No podía respirar, el pulmón le ardía, falto de oxígeno. Los músculos le pedían a gritos un descanso, pero aún así continuó corriendo en la oscuridad, sin atreverse a mirar hacia atrás. Sentía su presencia cerca y eso le bastaba para sentir un escalofrío recorrer todo el cuerpo y apurar aún más el paso. Cada tanto tropezaba con las raíces de los árboles pero rápidamente se levantaba, desesperado en seguir la huida. Dedos de madera afilados y puntiagudos le arañaban la cara, dejando cicatrices, sin embargo, no prestó atención a las heridas ni al dolor, decidido a salir a salvo del bosque. Quería gritar y pedir ayuda pero sabía que nadie acudiría y que además delataría su posición, encontrándose así rodeado en un abrir y cerrar de ojos. No obstante, la desesperación lo embargaba y el cuerpo le temblaba de pies a cabeza.
Tanto tiempo había planeado la escapada. Demasiado estuvo permitiéndoles tomar lo que quisieran a su gusto. Un día le robaban el corazón, jugaban con él y lo usaban para su beneficio y diversión. Otro, tomaban un pedazo de su cerebro así no podía pensar ni entender lo que sucedía a su alrededor. Luego decidieron que no debía envejecer nunca por lo que tomaron parte de su piel. Un pulmón, un oído, un poco de esto y más de aquello, nunca parecían satisfacerse. Finalmente decidió escaparse esa misma noche cuando escuchó que le quitarían el alma, así no le quedaría nada, estaría vacío, nulo, hueco. Tal vez no le quedaba mucho cerebro para entender lo que había escuchado a escondidas, o tal vez su único oído había malinterpretado lo que las deformes voces planeaban entre carcajadas, tan maltrecho que se encontraba. Pero no estaba dispuesto a perder lo único de lo que realmente era dueño, no iba a permitirles robarla sin antes luchar por ella.

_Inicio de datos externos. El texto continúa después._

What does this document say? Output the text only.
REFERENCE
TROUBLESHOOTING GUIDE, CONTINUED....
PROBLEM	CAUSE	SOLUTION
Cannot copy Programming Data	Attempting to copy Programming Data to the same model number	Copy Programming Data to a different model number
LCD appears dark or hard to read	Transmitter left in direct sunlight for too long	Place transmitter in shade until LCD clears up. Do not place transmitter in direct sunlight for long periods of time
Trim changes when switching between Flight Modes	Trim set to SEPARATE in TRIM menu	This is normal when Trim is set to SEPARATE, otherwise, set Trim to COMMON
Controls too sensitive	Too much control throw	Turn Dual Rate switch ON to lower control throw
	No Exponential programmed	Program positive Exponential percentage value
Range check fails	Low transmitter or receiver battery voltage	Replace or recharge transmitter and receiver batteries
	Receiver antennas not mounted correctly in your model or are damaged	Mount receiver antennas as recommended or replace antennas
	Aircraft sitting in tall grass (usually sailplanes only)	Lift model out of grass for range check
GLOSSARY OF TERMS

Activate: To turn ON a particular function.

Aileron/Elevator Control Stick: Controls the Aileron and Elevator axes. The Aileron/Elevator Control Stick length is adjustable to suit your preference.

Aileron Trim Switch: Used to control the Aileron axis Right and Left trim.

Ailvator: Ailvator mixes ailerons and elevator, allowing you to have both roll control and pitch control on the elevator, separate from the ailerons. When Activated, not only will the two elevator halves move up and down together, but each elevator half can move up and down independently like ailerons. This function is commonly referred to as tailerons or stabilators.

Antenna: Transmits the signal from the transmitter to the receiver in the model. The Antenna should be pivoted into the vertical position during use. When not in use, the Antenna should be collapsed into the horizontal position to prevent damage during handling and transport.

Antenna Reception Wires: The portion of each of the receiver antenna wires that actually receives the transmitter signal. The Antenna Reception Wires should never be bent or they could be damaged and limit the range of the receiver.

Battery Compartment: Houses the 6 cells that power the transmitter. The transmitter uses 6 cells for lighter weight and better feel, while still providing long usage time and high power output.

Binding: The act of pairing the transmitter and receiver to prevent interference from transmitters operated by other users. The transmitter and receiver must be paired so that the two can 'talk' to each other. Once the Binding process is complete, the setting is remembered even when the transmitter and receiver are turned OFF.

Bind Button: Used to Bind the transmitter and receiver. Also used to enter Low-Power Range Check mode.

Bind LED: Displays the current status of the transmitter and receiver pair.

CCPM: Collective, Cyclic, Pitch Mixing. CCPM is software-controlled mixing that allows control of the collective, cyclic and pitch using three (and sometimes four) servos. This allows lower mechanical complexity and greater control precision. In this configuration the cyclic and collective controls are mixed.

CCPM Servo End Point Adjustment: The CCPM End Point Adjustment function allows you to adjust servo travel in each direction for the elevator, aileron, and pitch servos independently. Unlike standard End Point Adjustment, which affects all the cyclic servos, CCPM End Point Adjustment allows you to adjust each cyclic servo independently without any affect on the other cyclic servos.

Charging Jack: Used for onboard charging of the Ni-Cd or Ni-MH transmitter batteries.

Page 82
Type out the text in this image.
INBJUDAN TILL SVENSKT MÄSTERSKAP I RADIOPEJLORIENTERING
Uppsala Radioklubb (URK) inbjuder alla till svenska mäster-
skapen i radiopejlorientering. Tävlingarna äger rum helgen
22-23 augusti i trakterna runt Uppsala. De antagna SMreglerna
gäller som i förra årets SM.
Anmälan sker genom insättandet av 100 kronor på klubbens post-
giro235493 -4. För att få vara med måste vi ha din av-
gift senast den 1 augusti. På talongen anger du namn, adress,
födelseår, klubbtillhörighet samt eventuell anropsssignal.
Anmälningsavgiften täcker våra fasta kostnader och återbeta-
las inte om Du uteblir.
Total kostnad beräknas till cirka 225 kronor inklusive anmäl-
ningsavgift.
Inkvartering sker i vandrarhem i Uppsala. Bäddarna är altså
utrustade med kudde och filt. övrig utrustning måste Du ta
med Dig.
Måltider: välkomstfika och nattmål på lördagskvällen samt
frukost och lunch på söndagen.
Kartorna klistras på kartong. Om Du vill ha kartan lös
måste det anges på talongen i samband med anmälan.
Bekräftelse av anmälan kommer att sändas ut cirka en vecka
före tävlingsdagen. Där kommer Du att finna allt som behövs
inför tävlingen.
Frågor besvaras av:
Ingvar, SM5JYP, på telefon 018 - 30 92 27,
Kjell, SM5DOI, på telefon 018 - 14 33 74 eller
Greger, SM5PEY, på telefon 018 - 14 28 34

Mientras estos pensamientos inundaban cada parte de su ser, la carrera a la libertad no se detenía. Había perdido la noción del tiempo, no sabría calcular cuanto llevaba ya corriendo y tampoco tenía idea donde se encontraba ni adonde se dirigía. Sólo sabía que su vida ahora dependía de sus piernas. Ahogó un grito de triunfo al observar que cada vez los árboles eran menos y que a lo lejos éstos se disipaban marcando el límite del bosque.
A duras penas recorrió los últimos metros, pero se paró en seco al observar que no había ninguna ruta ni camino. En su lugar se encontró con que un oscuro y profundo acantilado lo esperaba. Entonces lo comprendió, lo esperaba. Se acercó al borde, sonriendo al escuchar los lejanos gritos de sus carceleros al enterarse de sus intenciones. La dicha lo llenaba, hasta podía decir que se encontraba eufórico, sensación que no sentía hacía años. Al final del acantilado lo esperaba la libertad. Cerró los ojos, disfrutando una fuerte ráfaga marina que le alborotó los cabellos y dio el último salto.